Dubrovnik has survived the siege, and its priceless architectural monuments are, for the most part, intact. But this is high summer, a time when tens of thousands of tourists should be filling the hotels, shops and restaurants. Instead it is a virtual ghost town, nothing like the bustling, sophisticated Adriatic resort that it was only 12 months ago. 'I thought it would be bad, but not this bad,' said one cafe owner.

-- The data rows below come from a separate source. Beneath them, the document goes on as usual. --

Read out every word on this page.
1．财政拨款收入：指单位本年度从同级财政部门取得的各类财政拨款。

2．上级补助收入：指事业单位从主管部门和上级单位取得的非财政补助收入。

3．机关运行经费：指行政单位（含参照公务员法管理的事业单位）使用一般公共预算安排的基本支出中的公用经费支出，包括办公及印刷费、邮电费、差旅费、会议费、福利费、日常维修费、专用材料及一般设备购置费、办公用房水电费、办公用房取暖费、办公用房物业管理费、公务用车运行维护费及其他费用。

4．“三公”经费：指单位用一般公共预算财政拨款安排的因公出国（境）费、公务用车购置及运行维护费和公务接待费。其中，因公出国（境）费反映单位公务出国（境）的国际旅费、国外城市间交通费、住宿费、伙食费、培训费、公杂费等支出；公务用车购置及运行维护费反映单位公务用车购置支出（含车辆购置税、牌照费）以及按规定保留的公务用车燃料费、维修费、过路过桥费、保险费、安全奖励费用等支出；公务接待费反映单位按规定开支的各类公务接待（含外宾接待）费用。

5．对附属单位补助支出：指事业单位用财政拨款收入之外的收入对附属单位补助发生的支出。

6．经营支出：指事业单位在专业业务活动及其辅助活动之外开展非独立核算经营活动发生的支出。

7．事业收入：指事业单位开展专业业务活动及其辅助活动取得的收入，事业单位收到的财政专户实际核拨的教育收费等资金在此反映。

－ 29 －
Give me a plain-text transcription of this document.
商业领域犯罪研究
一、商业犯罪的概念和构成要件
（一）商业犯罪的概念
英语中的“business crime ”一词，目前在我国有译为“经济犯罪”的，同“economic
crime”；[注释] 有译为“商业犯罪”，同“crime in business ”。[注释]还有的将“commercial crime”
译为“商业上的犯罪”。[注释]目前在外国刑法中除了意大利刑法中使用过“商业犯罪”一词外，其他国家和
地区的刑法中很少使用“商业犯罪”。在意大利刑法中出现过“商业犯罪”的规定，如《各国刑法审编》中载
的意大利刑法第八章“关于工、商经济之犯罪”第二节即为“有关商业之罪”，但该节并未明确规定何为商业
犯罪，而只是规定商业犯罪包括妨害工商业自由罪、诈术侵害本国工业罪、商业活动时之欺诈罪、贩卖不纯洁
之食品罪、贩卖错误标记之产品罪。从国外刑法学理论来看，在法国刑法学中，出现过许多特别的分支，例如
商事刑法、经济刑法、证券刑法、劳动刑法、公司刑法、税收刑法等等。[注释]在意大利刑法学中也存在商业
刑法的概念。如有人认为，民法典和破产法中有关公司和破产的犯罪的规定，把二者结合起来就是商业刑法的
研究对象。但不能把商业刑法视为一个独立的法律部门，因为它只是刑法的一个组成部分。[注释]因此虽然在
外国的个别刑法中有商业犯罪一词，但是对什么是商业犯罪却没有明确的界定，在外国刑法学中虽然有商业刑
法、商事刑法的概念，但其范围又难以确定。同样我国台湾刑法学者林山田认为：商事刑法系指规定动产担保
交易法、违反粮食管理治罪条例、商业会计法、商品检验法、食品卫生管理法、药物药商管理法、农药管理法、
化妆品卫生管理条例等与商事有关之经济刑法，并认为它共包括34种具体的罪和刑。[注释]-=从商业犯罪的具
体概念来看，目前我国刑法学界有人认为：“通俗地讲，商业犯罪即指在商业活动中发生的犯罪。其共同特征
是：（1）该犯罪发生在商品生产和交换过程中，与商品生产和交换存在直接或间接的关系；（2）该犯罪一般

The glass doors and windows of souvenir shops, clothes stores, video salons and hairdressers' have been blown to pieces. Almost all banks, car-hire outlets and tourist agencies are closed or doing no business. Along the Praca, the pedestrian street that forms the heart of the Old Town, shop after shop is boarded up. Some owners have plastered their windows with tape and padlocked their doors, hoping to return when Dubrovnik is back to normal. Their premises are covered with graffiti. One scrawled message says: 'Goodnight, people of Dubrovnik.'

Some big hotels have guests - not tourists, but hundreds of refugees from other parts of Croatia and from the latest fighting in Bosnia. The losses of the tourist industry run into tens of millions of dollars. Scores of small guest houses have closed.

Construction workers are busy repairing the roofs and walls of damaged buildings in the Old Town. Important sites like the three main fortresses - Minceta, Revelin and St John's - as well as the Rector's Palace have survived the siege intact. So have the museums, galleries, courtyards and steep stone streets. But some private houses with distinctive orange-tiled roofs suffered damage, as did the Orthodox Church of the Holy Annunciation, built in 1877. There, an employee named Jovo, who declined to give his surname, said: 'The church was hit by three shells from the Yugoslav army. Later it was hit by a Croatian shell.'

He pointed to a colourful iconostasis depicting St Nicholas that was torn in the middle. 'We haven't received any money to begin repairing the damage. This was a black tragedy, one that no one needed, least of all in Dubrovnik.'

Damage was also inflicted on a Catholic church at one end of the Praca where a giant Red Cross flag now hangs down the side next to a Unicef slogan saying in English: 'No war any more please.'

The UN considers Dubrovnik to be one of the world's cultural treasures, and the UN flag flies from the Old Town's fortresses.

Certainly, the scale of the damage is nothing like that which Dubrovnik suffered in an earthquake in 1667, and nothing like the whirlwind of destruction that the Serbs inflicted on the eastern Croatian town of Vukovar last year. The worst hit areas are residential districts outside the centre.

Serbian forces are still camped above the city, near the hills that overlook the coast. They have kept the airport closed. But the Croats control the road leading south to Dubrovnik down the coast, and the Croatian flag is prominently displayed around the town. For all practical purposes the siege has been broken.

Still, shells continue to fall on the city from time to time. There was one sudden explosion yesterday, just before noon. But everyone tries to get on with their business as usual. Fishermen sell their catches fresh on their boats, and the Croatian soldiers in camouflage gear drink in cafes under the shade of palm trees.